Straight Up, photo by Dilello Legally sanctioned theft is being carried out under the guise of "Artist management" by the New Wave Aquarian Barron Robbers. If artists want to change all that, then they are going to have to set up their own information bank where by all dealings between themselves and management becomes a matter of public record. Public legislation must be enacted so that if a court of law ever find a person stealing from an artist, then that person, persons or conglomerate, should never again be allowed to handle anyone else's financial affairs.

But that will never happen because no one will make the effort. As a result the Stan Polleys, the Allen Kleins and the muscle-bound financial monoliths will continue to become more bloated by their own insatiable greed and in time the music will only get louder and uglier.

Watch out kids. It may only be Rock and Roll to you but to them it's just another way of ripping off another million; to them it's the music that comes last and matters least. Aloha Rock and Roll.

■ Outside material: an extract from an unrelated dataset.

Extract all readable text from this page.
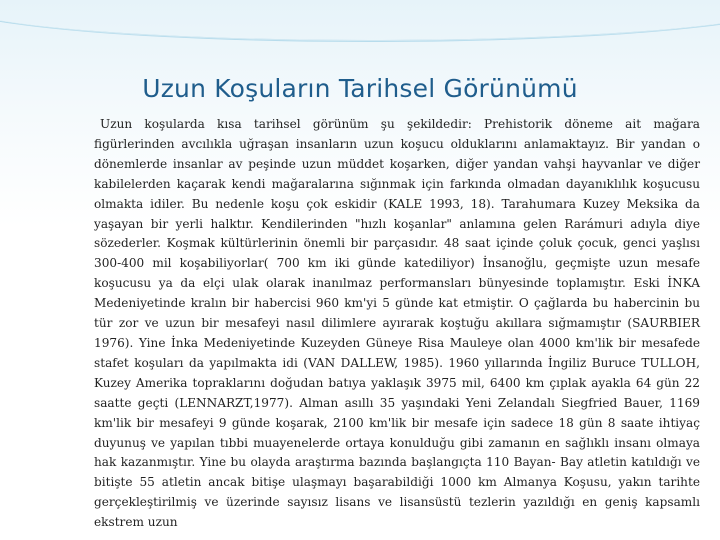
Uzun Koşuların Tarihsel Görünümü

Uzun koşularda kısa tarihsel görünüm şu şekildedir: Prehistorik döneme ait mağara figürlerinden avcılıkla uğraşan insanların uzun koşucu olduklarını anlamaktayız. Bir yandan o dönemlerde insanlar av peşinde uzun müddet koşarken, diğer yandan vahşi hayvanlar ve diğer kabilelerden kaçarak kendi mağaralarına sığınmak için farkında olmadan dayanıklılık koşucusu olmakta idiler. Bu nedenle koşu çok eskidir (KALE 1993, 18). Tarahumara Kuzey Meksika da yaşayan bir yerli halktır. Kendilerinden "hızlı koşanlar" anlamına gelen Rarámuri adıyla diye sözederler. Koşmak kültürlerinin önemli bir parçasıdır. 48 saat içinde çoluk çocuk, genci yaşlısı 300-400 mil koşabiliyorlar( 700 km iki günde katediliyor) İnsanoğlu, geçmişte uzun mesafe koşucusu ya da elçi ulak olarak inanılmaz performansları bünyesinde toplamıştır. Eski İNKA Medeniyetinde kralın bir habercisi 960 km'yi 5 günde kat etmiştir. O çağlarda bu habercinin bu tür zor ve uzun bir mesafeyi nasıl dilimlere ayırarak koştuğu akıllara sığmamıştır (SAURBIER 1976). Yine İnka Medeniyetinde Kuzeyden Güneye Risa Mauleye olan 4000 km'lik bir mesafede stafet koşuları da yapılmakta idi (VAN DALLEW, 1985). 1960 yıllarında İngiliz Buruce TULLOH, Kuzey Amerika topraklarını doğudan batıya yaklaşık 3975 mil, 6400 km çıplak ayakla 64 gün 22 saatte geçti (LENNARZT,1977). Alman asıllı 35 yaşındaki Yeni Zelandalı Siegfried Bauer, 1169 km'lik bir mesafeyi 9 günde koşarak, 2100 km'lik bir mesafe için sadece 18 gün 8 saate ihtiyaç duyunuş ve yapılan tıbbi muayenelerde ortaya konulduğu gibi zamanın en sağlıklı insanı olmaya hak kazanmıştır. Yine bu olayda araştırma bazında başlangıçta 110 Bayan- Bay atletin katıldığı ve bitişte 55 atletin ancak bitişe ulaşmayı başarabildiği 1000 km Almanya Koşusu, yakın tarihte gerçekleştirilmiş ve üzerinde sayısız lisans ve lisansüstü tezlerin yazıldığı en geniş kapsamlı ekstrem uzun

Brando comments: This article was in a pack of papers I purchased some seven or eight years ago. I do not know the source, it is not listed on the paper. I've heard the article called "Robbed & Rolled" and "Death of a Player", I don't actually know the correct name, although the article lists it as "Robbed & Rolled". Also, there exist audio tape of DiLello giving this speech. DiLello's acknowledgment of the mistreatment of Ham occurred shortly after his death some 24 years ago. Rykodisc continues it's efforts to right the wrong by releasing it's second volume of Ham material on July 13, 1999.